DIY Replacing a Front Wheel Bearing
Most people don’t realize if or when wheel bearings need service — we just drive, never really thinking about them. Car manufacturers generally recommend a wheel bearing clean, inspection and repack every 30,000 miles, and any bearing found to have scoring and pitting requires replacement. This inspection is usually done along with front brake service.
If your wheel bearings become noisy, it’s important to take your vehicle in for inspection or take the time to check them out yourself.
These instructions apply to bearings in a non-drive wheel. In other words, if your car is front wheel drive, we’re talking about the rear wheel bearings. If it’s rear wheel drive, you’ll be replacing the front wheel bearings.
What you’ll need:
- Large adjustable wrench and Channelocks
- Bearing race driver tool or various size punches
- Socket and ratchet set or assorted wrenches
- Dead Blow Hammer
- Lots of rags
- New wheel bearings
- Wheel bearing grease
- New cotter pin
- New grease seals
- Wheel blocks
- Safety glasses
- A jack and a pair of jack stands
- Rubber gloves (Optional)
Make sure that your car is parked on a level grade, rather than on any sort of hill or inclined driveway.
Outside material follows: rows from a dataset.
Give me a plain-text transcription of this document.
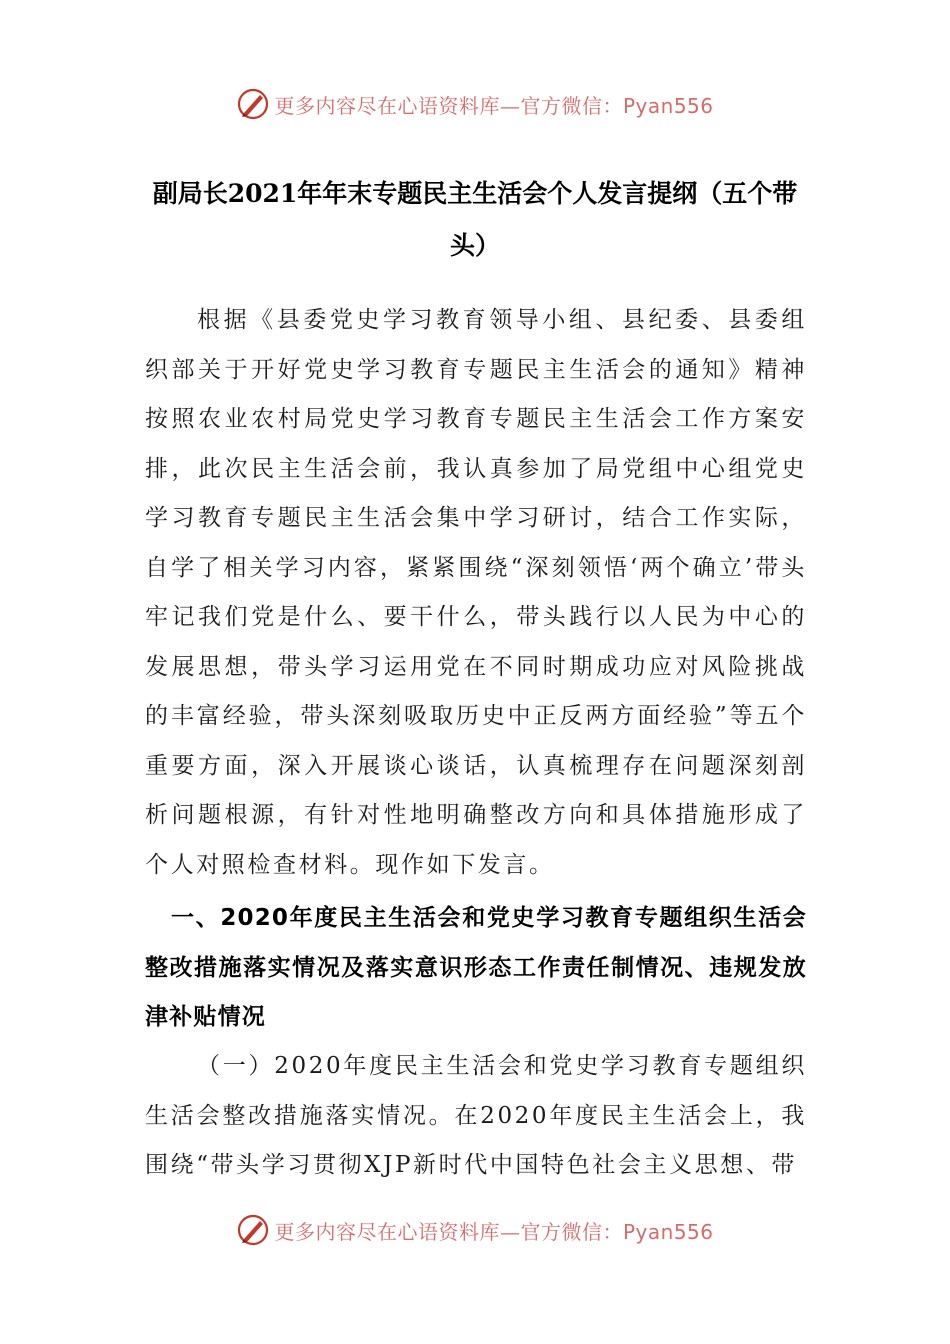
更多内容尽在心语资料库—官方微信：Pyan556
副局长2021年年末专题民主生活会个人发言提纲（五个带头）

根据《县委党史学习教育领导小组、县纪委、县委组织部关于开好党史学习教育专题民主生活会的通知》精神按照农业农村局党史学习教育专题民主生活会工作方案安排，此次民主生活会前，我认真参加了局党组中心组党史学习教育专题民主生活会集中学习研讨，结合工作实际，自学了相关学习内容，紧紧围绕“深刻领悟‘两个确立’带头牢记我们党是什么、要干什么，带头践行以人民为中心的发展思想，带头学习运用党在不同时期成功应对风险挑战的丰富经验，带头深刻吸取历史中正反两方面经验”等五个重要方面，深入开展谈心谈话，认真梳理存在问题深刻剖析问题根源，有针对性地明确整改方向和具体措施形成了个人对照检查材料。现作如下发言。

一、2020年度民主生活会和党史学习教育专题组织生活会整改措施落实情况及落实意识形态工作责任制情况、违规发放津补贴情况

（一）2020年度民主生活会和党史学习教育专题组织生活会整改措施落实情况。在2020年度民主生活会上，我围绕“带头学习贯彻XJP新时代中国特色社会主义思想、带

更多内容尽在心语资料库—官方微信：Pyan556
Jack the car up, placing jack stands under the frame to support the vehicle. Block the rear wheels to prevent rolling. Set the parking brake and if you have an automatic transmission, be sure that it is in Park.
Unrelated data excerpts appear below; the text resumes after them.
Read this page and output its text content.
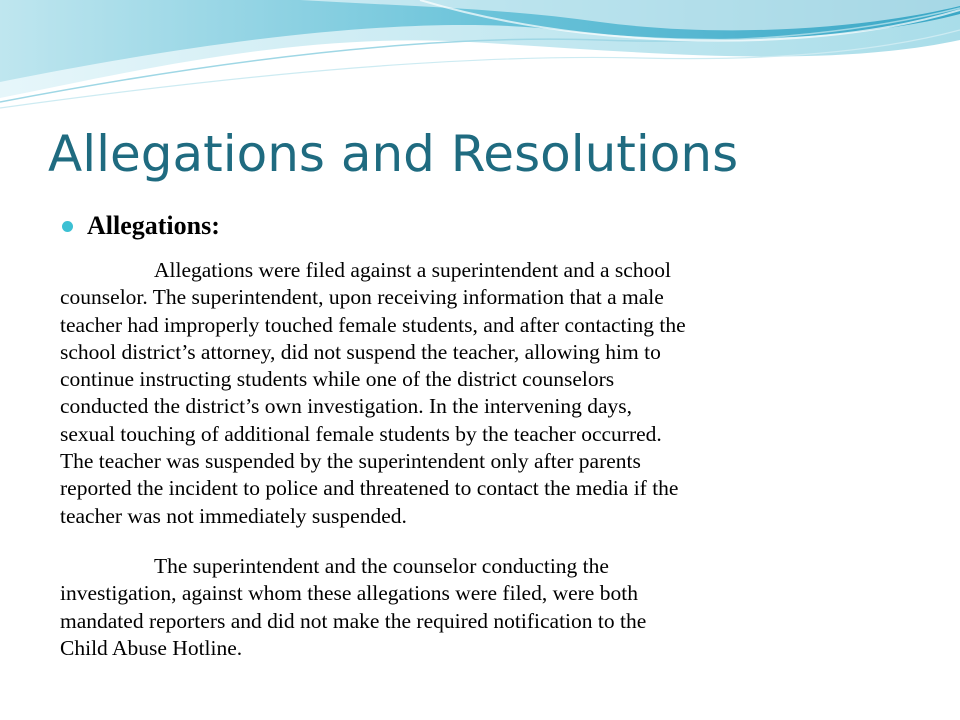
Allegations and Resolutions
Allegations:

Allegations were filed against a superintendent and a school
counselor. The superintendent, upon receiving information that a male
teacher had improperly touched female students, and after contacting the
school district’s attorney, did not suspend the teacher, allowing him to
continue instructing students while one of the district counselors
conducted the district’s own investigation. In the intervening days,
sexual touching of additional female students by the teacher occurred.
The teacher was suspended by the superintendent only after parents
reported the incident to police and threatened to contact the media if the
teacher was not immediately suspended.

The superintendent and the counselor conducting the
investigation, against whom these allegations were filed, were both
mandated reporters and did not make the required notification to the
Child Abuse Hotline.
Remove the Old Wheel Bearings
In most cases, you will need to remove the disc brake calipers and caliper bridge to remove the rotor. Removing and replacing your disc brake pads is a fairly simple process, with proper guidance. However, if your car has drum brakes, ignore this step.
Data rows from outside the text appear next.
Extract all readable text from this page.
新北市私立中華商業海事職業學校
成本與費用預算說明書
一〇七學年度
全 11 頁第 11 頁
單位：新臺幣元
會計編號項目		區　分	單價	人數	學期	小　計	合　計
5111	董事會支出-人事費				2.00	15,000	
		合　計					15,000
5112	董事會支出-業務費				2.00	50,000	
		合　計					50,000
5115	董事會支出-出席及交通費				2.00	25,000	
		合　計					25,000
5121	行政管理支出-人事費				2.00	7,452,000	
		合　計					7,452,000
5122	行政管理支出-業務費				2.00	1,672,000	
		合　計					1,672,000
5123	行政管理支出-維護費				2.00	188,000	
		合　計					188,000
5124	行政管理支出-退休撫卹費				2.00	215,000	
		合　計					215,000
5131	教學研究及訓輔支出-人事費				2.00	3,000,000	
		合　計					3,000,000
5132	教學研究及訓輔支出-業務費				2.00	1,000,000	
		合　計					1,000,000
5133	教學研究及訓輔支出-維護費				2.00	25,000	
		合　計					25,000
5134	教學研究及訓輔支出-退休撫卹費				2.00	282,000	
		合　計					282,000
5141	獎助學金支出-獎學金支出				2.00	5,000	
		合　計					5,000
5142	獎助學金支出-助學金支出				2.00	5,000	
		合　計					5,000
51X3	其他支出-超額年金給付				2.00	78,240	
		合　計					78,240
- First, remove the bearing cap. This is a press fit, so to remove it, grab it with Channelocks and work the cap back and forth until it pops off. Be careful not to crush it in the removal process.
- Once the cap is removed you will see a cotter pin. Remove the cotter pin and the retainer ring. If your vehicle has a castellated nut, you will not have a retaining ring.
- Using your Channelocks or adjustable wrench, remove the nut from the spindle.
- Next, remove the outer wheel bearing and washer and lay them aside.
- Slide the rotor or drum off the spindle. This may be difficult, but it will come off. Don’t worry about compromising the grease seal; we’re going to replace it anyway.
- Once the rotor or drum is off, use a suitable tool to remove the grease seal and take out the inner wheel bearing.
- Using some of the shop towels, wipe all of the old grease from inside the hub.
- Next, remove the bearing races from the hub: Take a punch with a flat narrow tip and place it on the back of the race. Most hubs have gaps in them which expose the back of the race to make removal easier. Tap the race out, alternating from side to side so that it comes out evenly and doesn’t get cocked in the hub. Once it’s out, flip the rotor or drum over and do the same for the other race.
Once both races are out, clean the inside of the hub and the spindle well with shop rags and carburetor cleaner.
From this point forward, cleanliness is extremely important — no dirt, sand or metal chips can be allowed inside the hub.